Он накапливает опыт, совпадающий с общеизвестным и принятым, и еще опыт, который можно определить как мучительный, в том смысле, что он не выражен, не определен. Это — есть, знаю где, ощущаю контур, и время, и частоту появления, но не могу описать того характерного признака, который отделил бы «это» от всего другого и я бы мог продемонстрировать это людям, то есть проверить свою нормальность принадлежностью к ним. Нам надо назвать и вызвать узнавание — единственное подтверждение нашей объективности в определении.
Некое «это» может мучить или не мучить нас, проходя далекой тенью, не признаваемой нами самими за явление нашего опыта. Оно может возникнуть с твердым ощущением, что оно есть, мы станем его узнавать при случае: я видел такие лица, мне известен такой жест, эта линия мне знакома, запах напоминает, слово это я как будто знал, да забыл. Но какое же лицо? что за жест? что обведено линией? что так пахнет? Это может остаться неизвестным. «И не узнаешь никогда» (Л. Добычин). Люди способные могут даже обучиться руководствоваться, использовать этот свой опыт эмпирически: знать, что это лицо ему не нравится и поэтому с ним лучше дела не иметь, не знаться и т. д. Человек, который научился узнавать явления, не мучась их формулированием и доказательством, будет удивительно умный человек, поражающий нас своей интуицией, фокусник жизни, талант, он может многого достигнуть, многим воспользоваться. У него огромный немой сло-варный запас, так бы я сказал. Человек же, мучимый выявлением и донесением этих немых слов, — не достигнет и малой толики умного за счет многих и длительных остановок. Однако за умных людей мы почитаем тех, кто нам объяснил свой ум и своим умом объяснил. Тех же, кто им воспользовался, самых умных, мы знаем лишь в случае столкновения с ними — естественно, тираж мал.
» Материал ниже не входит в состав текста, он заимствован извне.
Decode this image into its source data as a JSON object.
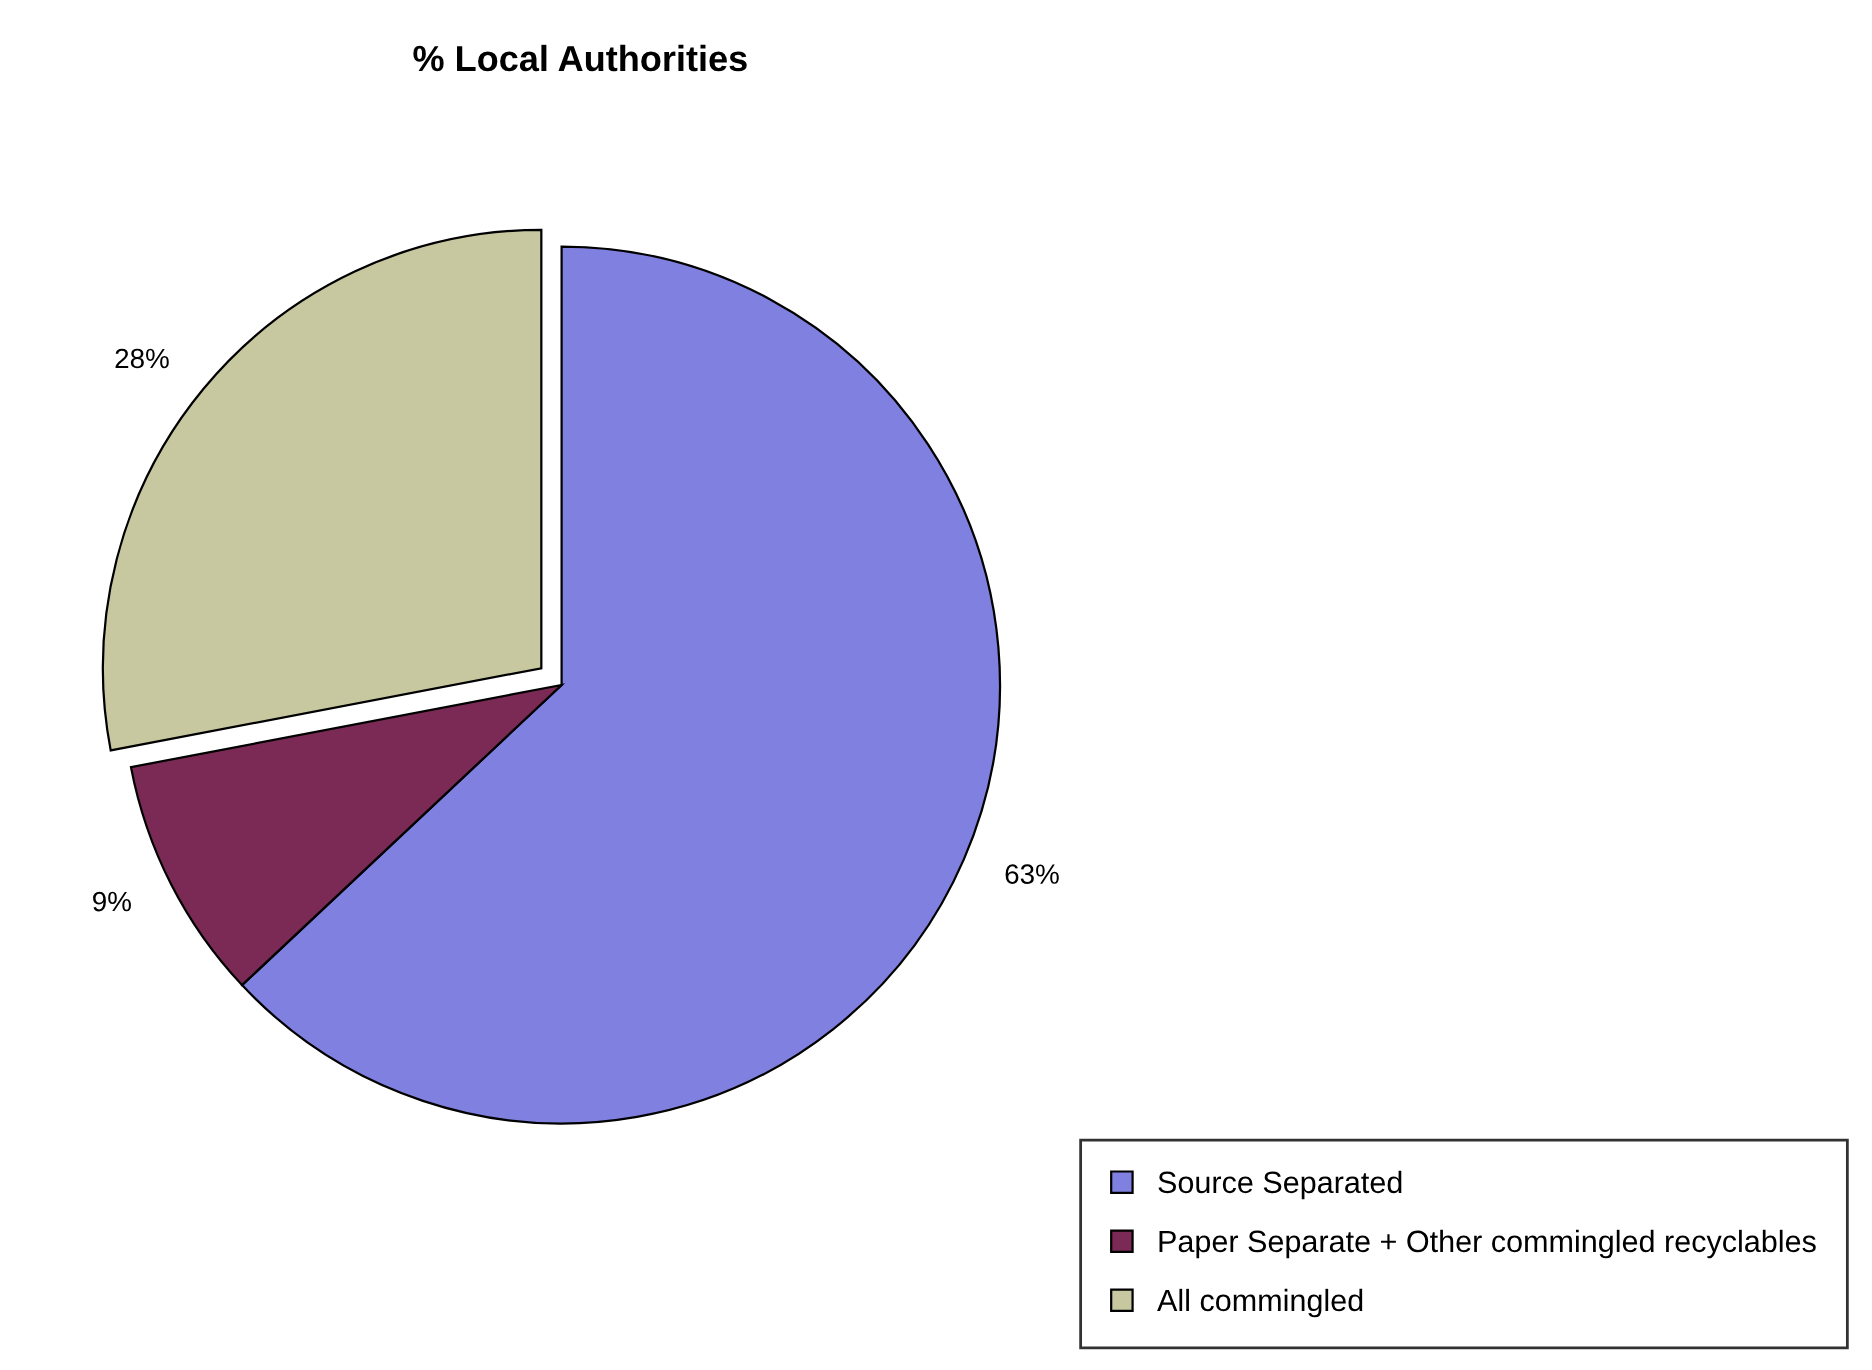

Писатель пишет, то есть тиражирует, то есть долго и неумно топчется на месте, — но это его работа. Употребить определенное количество слов, извлеченных из опыта в истинном их значении, и донести свою систему их сочетания, кажущуюся ему всеобщей, до чужого сознания хотя бы в такой мере, чтобы тот воспринял эту систему как частную, — уже задача огромной трудоемкости и сложности, если бы ее выполняла машина. Ее выполняет человек, не обладающий гипертрофией машины, зато связанный некой пуповиной, нитью, нервом с океаническим организмом языка, который, в случае живости (талант) или разработанности этого нерва (мастерство), работает за него, способствуя автору выполнить хотя бы отчасти по сути невыполнимую задачу. Писатель — это человек, который знает каждое слово, какое пишет (пусть их всего десять…).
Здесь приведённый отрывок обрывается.